Bite Me: A Love Story by Christopher Moore
When reading a Christopher Moore book, it is best to do this in the privacy of one’s own home. Reason being, it is most impossible to avoid laughing out loud. Oh yes, the dreadful (LOL) in its most literal sense. Somehow, Mr. Moore has placed himself within the mind of a teenage, goth punk chick and made it totally believable. This spunky punk is our protagonist, calling herself Abby Normal, who relays all her trials and tribulations via diary entries on fighting evil, while simultaneously keeping her ultimate coolness in check amidst all the danky, danky doom.
Bite Me is filled with standout characters galore. “Foo Dog” is Abby’s Chinese scientist boyfriend, who happens to know how to construct UV protective jackets, weapons using light as a destructive force and is working on a potion to revert the undead back into the humans they once were. Abby (who’d prefer a stab at becoming a vampire) affectionately refers to him as her “manga-haired love monkey.” Her best friend is Jared, a gay gothy teen who harbors the most curious fetish for rat humping. Add to that mixture lonely Okata, an elderly Japanese printmaker, who cares for beautiful vampire Jody when the sun nearly turns her to crispy bacon bits, and she returns the favor in a wonderful way. The Emperor and The Gentlemen, essentially, are a bum and his dogs. The Emperor considers himself an omniscient entity within the hood, whose reign means knowing every nook and cranny, thereby making him the most worthy asset to any local investigation. The list of great characters goes on and on.

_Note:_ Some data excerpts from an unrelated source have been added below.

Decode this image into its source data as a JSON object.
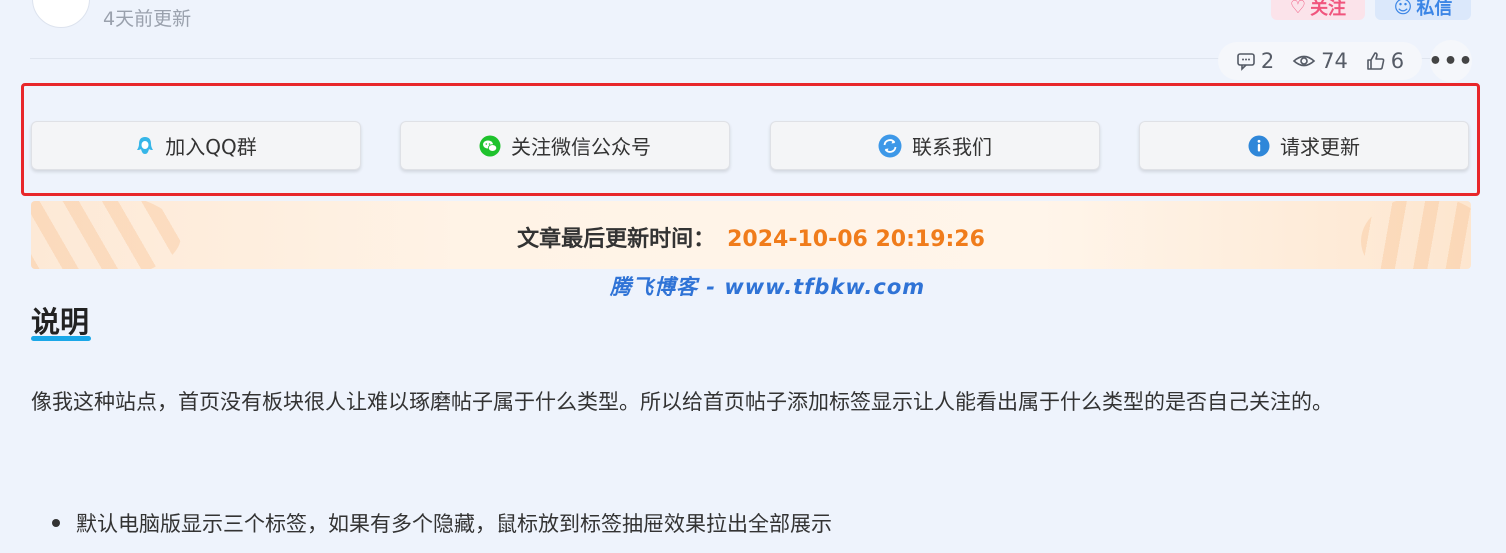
{
  "header": {
    "updated": "4天前更新",
    "follow_label": "关注",
    "message_label": "私信"
  },
  "stats": {
    "comments": "2",
    "views": "74",
    "likes": "6",
    "more": "•••"
  },
  "actions": [
    {
      "label": "加入QQ群",
      "icon": "qq-icon",
      "color": "#36b6e8"
    },
    {
      "label": "关注微信公众号",
      "icon": "wechat-icon",
      "color": "#1ec22d"
    },
    {
      "label": "联系我们",
      "icon": "refresh-circle-icon",
      "color": "#3d98e8"
    },
    {
      "label": "请求更新",
      "icon": "info-icon",
      "color": "#2f87d9"
    }
  ],
  "update_banner": {
    "label": "文章最后更新时间：",
    "date": "2024-10-06 20:19:26"
  },
  "watermark": "腾飞博客 - www.tfbkw.com",
  "section": {
    "title": "说明",
    "paragraph": "像我这种站点，首页没有板块很人让难以琢磨帖子属于什么类型。所以给首页帖子添加标签显示让人能看出属于什么类型的是否自己关注的。",
    "bullets": [
      "默认电脑版显示三个标签，如果有多个隐藏，鼠标放到标签抽屉效果拉出全部展示"
    ]
  },
  "colors": {
    "highlight_border": "#e8262a",
    "date_accent": "#f07c1b",
    "title_underline": "#1aa7e8"
  }
}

Abby and company spend most of their time fighting Chet, a giant, shaved vampire cat (whose size and intelligence increases dramatically throughout the course of the book) and all his bloodsucking feline minions. They also spend a lot of time arguing with dimwitted cops and dealing with two vampiric souls in love, Countess Jody and Tommy Flood. Vampires in this world (or at least, in this case, San Francisco) have the ability to mist once they’ve evolved to a more mature level of vampirism, and can then join other vamps as one misty entity, moving and thinking as one. Insert countless bouts of hilarity in just about every other sentence, and you’ve got yourself a dandy of a book.
Completely hilarious and filled with highly inventive wordplay, Bite Me lends a quick, entertaining read. Author Moore can stretch his imagination farther than the tautest of gum. That’s pretty far. Consider this reviewer newly addicted to his wildly descriptive and surprisingly witty prose. This book is not one to miss, and I’m off to scout out some more Moore!